Após green card de Eduardo Bolsonaro, Caiado diz que documento é para ‘produtor brasileiro’

Ronaldo Caiado (PSD), ex-governador de Goiás e pré-candidato à Presidência, afirmou nesta terça-feira (21) que é o produtor brasileiro quem precisa de Green card para “entrar no mercado americano sem pagar pedágio”.

“Green card, quem precisa é o produtor brasileiro para entrar no mercado americano sem pagar pedágio. Precisamos valorizar e fortalecer o agro do nosso país, defender a indústria e proteger os empregos do Brasil”. Não é turismo, é sobre autoridade moral pra governar!”, disse Caiado em seu perfil no X.

O Green card é um documento concedido pelo governo dos Estados Unidos que autoriza estrangeiros a morarem no país com direitos semelhantes aos cidadãos americanos.

Eduardo Bolsonaro e a família foram beneficiados com a medida.

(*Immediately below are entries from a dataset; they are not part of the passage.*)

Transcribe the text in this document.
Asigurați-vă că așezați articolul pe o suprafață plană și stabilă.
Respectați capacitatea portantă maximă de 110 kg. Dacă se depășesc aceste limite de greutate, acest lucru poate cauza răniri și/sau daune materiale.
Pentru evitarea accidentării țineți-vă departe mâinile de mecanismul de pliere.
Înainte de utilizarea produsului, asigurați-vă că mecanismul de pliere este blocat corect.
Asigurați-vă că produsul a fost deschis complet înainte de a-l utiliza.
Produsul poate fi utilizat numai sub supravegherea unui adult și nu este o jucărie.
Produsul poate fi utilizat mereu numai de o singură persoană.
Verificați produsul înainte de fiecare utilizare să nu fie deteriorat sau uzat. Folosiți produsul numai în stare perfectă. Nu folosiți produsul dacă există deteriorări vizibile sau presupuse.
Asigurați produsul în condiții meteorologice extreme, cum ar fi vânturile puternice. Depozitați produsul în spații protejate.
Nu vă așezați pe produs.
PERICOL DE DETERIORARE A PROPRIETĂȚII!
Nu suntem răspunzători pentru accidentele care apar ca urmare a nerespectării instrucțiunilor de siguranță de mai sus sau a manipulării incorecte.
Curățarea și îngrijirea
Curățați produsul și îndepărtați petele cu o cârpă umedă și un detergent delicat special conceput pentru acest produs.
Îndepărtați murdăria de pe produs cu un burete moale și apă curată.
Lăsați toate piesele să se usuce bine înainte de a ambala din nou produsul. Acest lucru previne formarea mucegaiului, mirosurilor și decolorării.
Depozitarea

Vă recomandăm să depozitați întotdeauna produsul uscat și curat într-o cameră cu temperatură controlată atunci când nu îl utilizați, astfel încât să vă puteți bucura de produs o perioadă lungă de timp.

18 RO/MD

O caso repercutiu na imprensa nesta segunda-feira (20) por ocorrer em meio a crise nas relações entre o Brasil e os EUA.

A crise diplomática se agravou na semana passada, quando o governo Donald Trump concluiu investigação do Escritório Comercial dos Estados Unidos (USTR) e determinou que produtos brasileiros recebessem uma tarifa de 25%.

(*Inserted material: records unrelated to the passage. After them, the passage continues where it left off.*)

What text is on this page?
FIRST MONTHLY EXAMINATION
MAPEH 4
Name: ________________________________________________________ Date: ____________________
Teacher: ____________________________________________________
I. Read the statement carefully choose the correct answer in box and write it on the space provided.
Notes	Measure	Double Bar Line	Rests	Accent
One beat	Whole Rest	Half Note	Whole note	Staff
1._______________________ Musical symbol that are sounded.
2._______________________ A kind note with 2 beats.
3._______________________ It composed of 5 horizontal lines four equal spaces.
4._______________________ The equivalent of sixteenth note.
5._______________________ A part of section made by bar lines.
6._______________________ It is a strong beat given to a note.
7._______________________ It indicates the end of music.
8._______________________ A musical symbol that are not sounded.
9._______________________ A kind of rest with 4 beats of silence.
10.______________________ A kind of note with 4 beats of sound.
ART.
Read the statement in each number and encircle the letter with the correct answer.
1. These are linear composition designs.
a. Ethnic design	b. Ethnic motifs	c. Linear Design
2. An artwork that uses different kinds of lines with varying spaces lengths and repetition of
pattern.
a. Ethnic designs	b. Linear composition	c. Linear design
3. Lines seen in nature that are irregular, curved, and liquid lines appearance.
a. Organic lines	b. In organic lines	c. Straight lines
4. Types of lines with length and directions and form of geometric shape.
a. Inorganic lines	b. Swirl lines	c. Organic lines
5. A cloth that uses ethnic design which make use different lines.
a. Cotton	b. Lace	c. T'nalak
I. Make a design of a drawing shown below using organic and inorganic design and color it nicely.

Na esteira da decisão, o secretário de Estado americano Marco Rubio ainda fez críticas públicas ao governo brasileiro e afirmou que o presidente Luiz Inácio Lula da Silva (PT) “priorizou seu próprio ego em detrimento de um acordo que vise o bem-estar do povo brasileiro”. O Itamaraty reagiu e classificou as declarações como “grosseiras” e “arrogantes”.

Eduardo Bolsonaro vive nos Estados Unidos desde fevereiro de 2025. Em entrevista ao Rede Comunica Brasil nesta terça-feira, o ex-deputado federal afirmou que o processo de obtenção do Green card durou mais de um ano, exigiu a contratação de advogado e a abertura de contas bancárias para comprovar a origem de recursos. Disse ainda que precisou demonstrar notoriedade e potencial de trazer benefícios à sociedade americana.

O ex-deputado federal foi condenado pelo Supremo Tribunal Federal (STF) a quatro anos e dois meses de reclusão por coação, devido à sua atuação nos Estados Unidos para intimidar o Judiciário e impedir a análise da tentativa de golpe. A atuação de Eduardo Bolsonaro, ainda no ano passado, gerou as primeiras tarifas dos EUA contra o Brasil.